Mein Vater erzählte mir, dass seine Mutter und sein Vater bei diesem Termin zwangsgeschieden wurden. Während die Mutter im Gerichtssaal abgeurteilt und zwangsgeschieden wurde, saßen mein Vater Karl und sein jüngerer Bruder Alfons, total eingeschüchtert und voller Angst auf einer harten Bank vor dem Gerichtssaal. Mein Vater war damals sieben Jahre alt. Sein Bruder erst fünf.
Ohne Vorwarnung wurde die Mutter sofort abgeführt und in ein Krankenhaus nach Ostdeutschland abgeschoben. Da sie eine Hebammenausbildung abgeschlossen hatte, war es kein Problem für die Behörden, einen Arbeitsplatz für sie zu finden. Der Beruf der Hebamme war schon immer etwas sehr wertvolles.
Die Kinder – die als einzigen Besitz ihre Kleidung hatten, die sie auf dem Leib trugen - wurden voneinander getrennt und direkt von der Gerichtsbank in verschiedenen Familien untergebracht. Der Bruder Alfons kam in eine gut situierte, liebevolle Familie, während man meinen Vater bei einer Bauersfamilie unterbrachte, die selbst keine Kinder hatten. Die Bäuerin konnte keine Kinder bekommen. Auf diesem Bauerhof musste er sehr viel arbeiten. Sein Ziehvater Hermann war ein sehr strenger Mann, alles musste genau nach seinen Regeln ablaufen, sonst setzte es Schläge. Seine Ziehmutter Rosa war zwar eine sehr liebenswerte Person, aber sie hatte sich ihrem Mann unterzuordnen und getraute sich nicht, sich schützend vor das Kind zu stellen. Schließlich war sie von ihrem Mann abhängig. Sie hatte keinerlei Berufsausbildung.
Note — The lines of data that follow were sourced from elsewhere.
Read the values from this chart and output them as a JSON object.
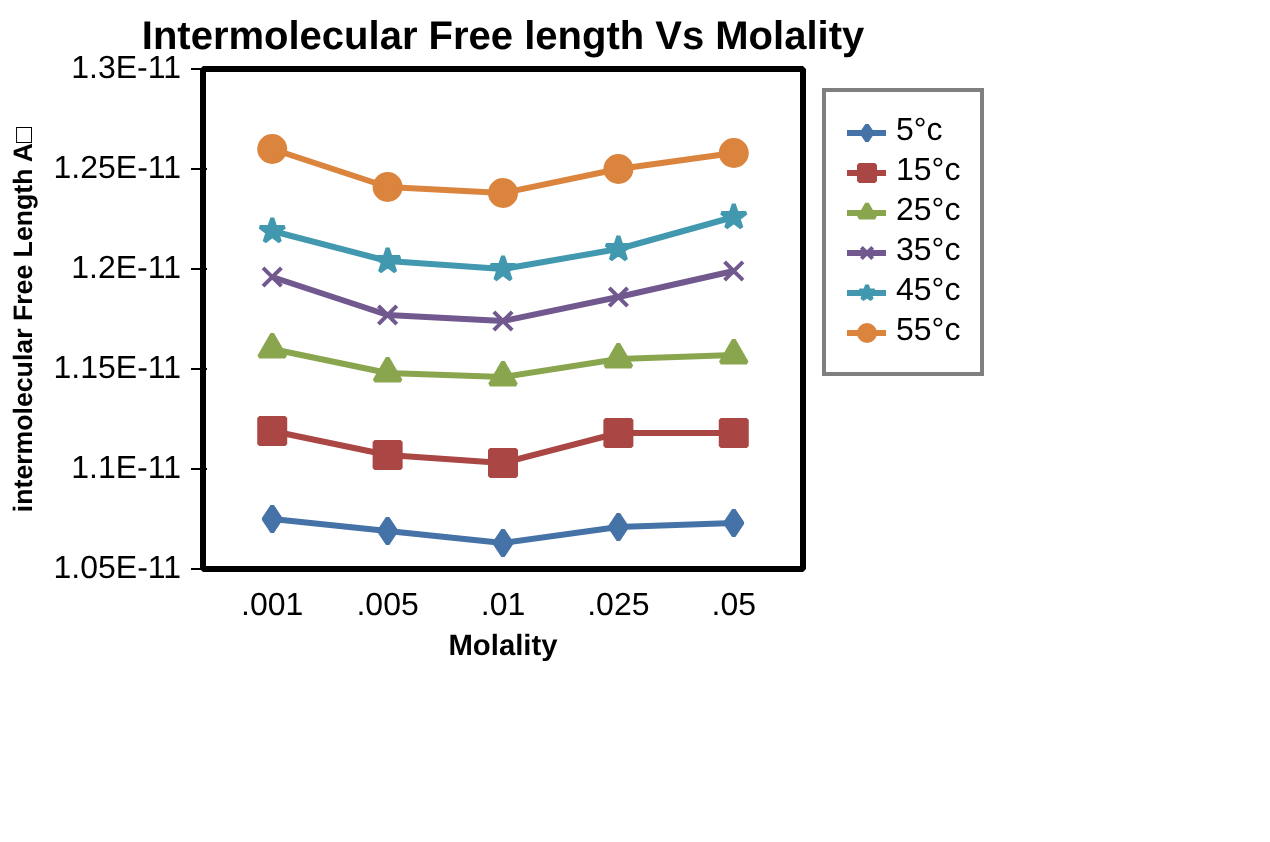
{
  "chart_data": {
    "type": "line",
    "title": "Intermolecular Free length Vs Molality",
    "xlabel": "Molality",
    "ylabel": "intermolecular Free Length A□",
    "categories": [
      ".001",
      ".005",
      ".01",
      ".025",
      ".05"
    ],
    "ylim": [
      1.05e-11,
      1.3e-11
    ],
    "yticks": [
      {
        "value": 1.05e-11,
        "label": "1.05E-11"
      },
      {
        "value": 1.1e-11,
        "label": "1.1E-11"
      },
      {
        "value": 1.15e-11,
        "label": "1.15E-11"
      },
      {
        "value": 1.2e-11,
        "label": "1.2E-11"
      },
      {
        "value": 1.25e-11,
        "label": "1.25E-11"
      },
      {
        "value": 1.3e-11,
        "label": "1.3E-11"
      }
    ],
    "grid": false,
    "legend": "right",
    "line_style": "solid",
    "series": [
      {
        "name": "5°c",
        "color": "#4572a7",
        "marker": "diamond",
        "values": [
          1.075e-11,
          1.069e-11,
          1.063e-11,
          1.071e-11,
          1.073e-11
        ]
      },
      {
        "name": "15°c",
        "color": "#aa4643",
        "marker": "square",
        "values": [
          1.119e-11,
          1.107e-11,
          1.103e-11,
          1.118e-11,
          1.118e-11
        ]
      },
      {
        "name": "25°c",
        "color": "#89a54e",
        "marker": "triangle",
        "values": [
          1.16e-11,
          1.148e-11,
          1.146e-11,
          1.155e-11,
          1.157e-11
        ]
      },
      {
        "name": "35°c",
        "color": "#71588f",
        "marker": "cross",
        "values": [
          1.196e-11,
          1.177e-11,
          1.174e-11,
          1.186e-11,
          1.199e-11
        ]
      },
      {
        "name": "45°c",
        "color": "#4198af",
        "marker": "star",
        "values": [
          1.219e-11,
          1.204e-11,
          1.2e-11,
          1.21e-11,
          1.226e-11
        ]
      },
      {
        "name": "55°c",
        "color": "#db843d",
        "marker": "circle",
        "values": [
          1.26e-11,
          1.241e-11,
          1.238e-11,
          1.25e-11,
          1.258e-11
        ]
      }
    ]
  }
}
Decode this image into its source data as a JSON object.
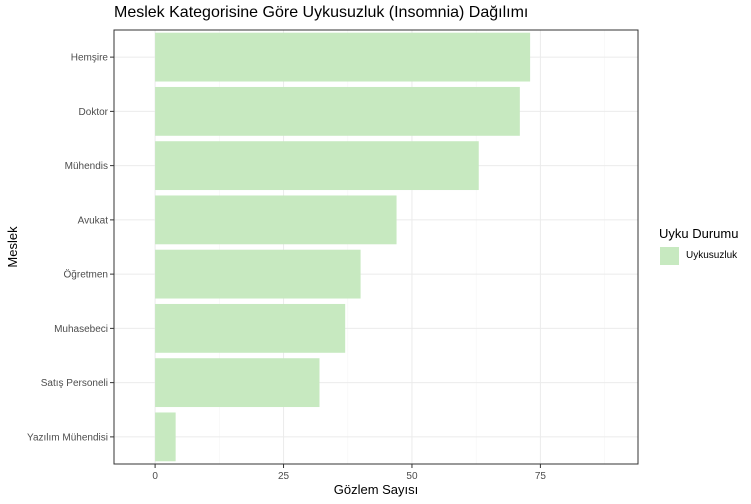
{
  "chart_data": {
    "type": "bar",
    "orientation": "horizontal",
    "title": "Meslek Kategorisine Göre Uykusuzluk (Insomnia) Dağılımı",
    "xlabel": "Gözlem Sayısı",
    "ylabel": "Meslek",
    "categories": [
      "Hemşire",
      "Doktor",
      "Mühendis",
      "Avukat",
      "Öğretmen",
      "Muhasebeci",
      "Satış Personeli",
      "Yazılım Mühendisi"
    ],
    "series": [
      {
        "name": "Uykusuzluk",
        "values": [
          73,
          71,
          63,
          47,
          40,
          37,
          32,
          4
        ]
      }
    ],
    "xlim": [
      -8,
      94
    ],
    "xticks": [
      0,
      25,
      50,
      75
    ],
    "grid": true,
    "legend": {
      "title": "Uyku Durumu",
      "position": "right"
    },
    "colors": {
      "bar": "#c7e9c0",
      "grid_major": "#ebebeb",
      "grid_minor": "#f5f5f5",
      "panel_border": "#333333"
    }
  }
}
Papa erzählte oft wie einsam er sich gefühlt hat und dass sein Pflegevater einiges von ihm abverlangte. Den Schulweg musste er ohne Schuhe laufen, denn er hatte schlichtweg keine. Auch im Winter ohne Schuhe und Socken gehen zu müssen kann man sich heute gar nicht mehr vorstellen. Es waren immerhin zwei Kilometer bis zu seiner Schule.
Die anderen Schulkinder hänselten ihn, weil er eben nicht wirklich zum Dorf gehörte und somit hatte er auch keine wirklichen Freunde, bis auf einen. Der hieß Otto. Den habe ich später auch noch kennengelernt und auch dessen Söhne. Leider starb Otto sehr früh an einem Herzinfarkt. Er war ein sehr warmherziger Mensch.
Dass solche Erlebnisse eine zarte Kinderseele traumatisieren und ihre Spuren hinterlassen, dürfte wohl jedem von uns klar sein.
Kurz vor Ende des zweiten Weltkrieges wurde er dann noch zum Wehrdienst eingezogen. Damals war er fünfzehn Jahre alt, kam dann noch kurz in französische Gefangenschaft und wurde dort mehrfach geschlagen und mißhandelt. Seit damals hasste er alle Franzosen. Aus dieser Zeit stammte wohl auch seine Pistole. Er nannte sie immer nur meine Null Acht.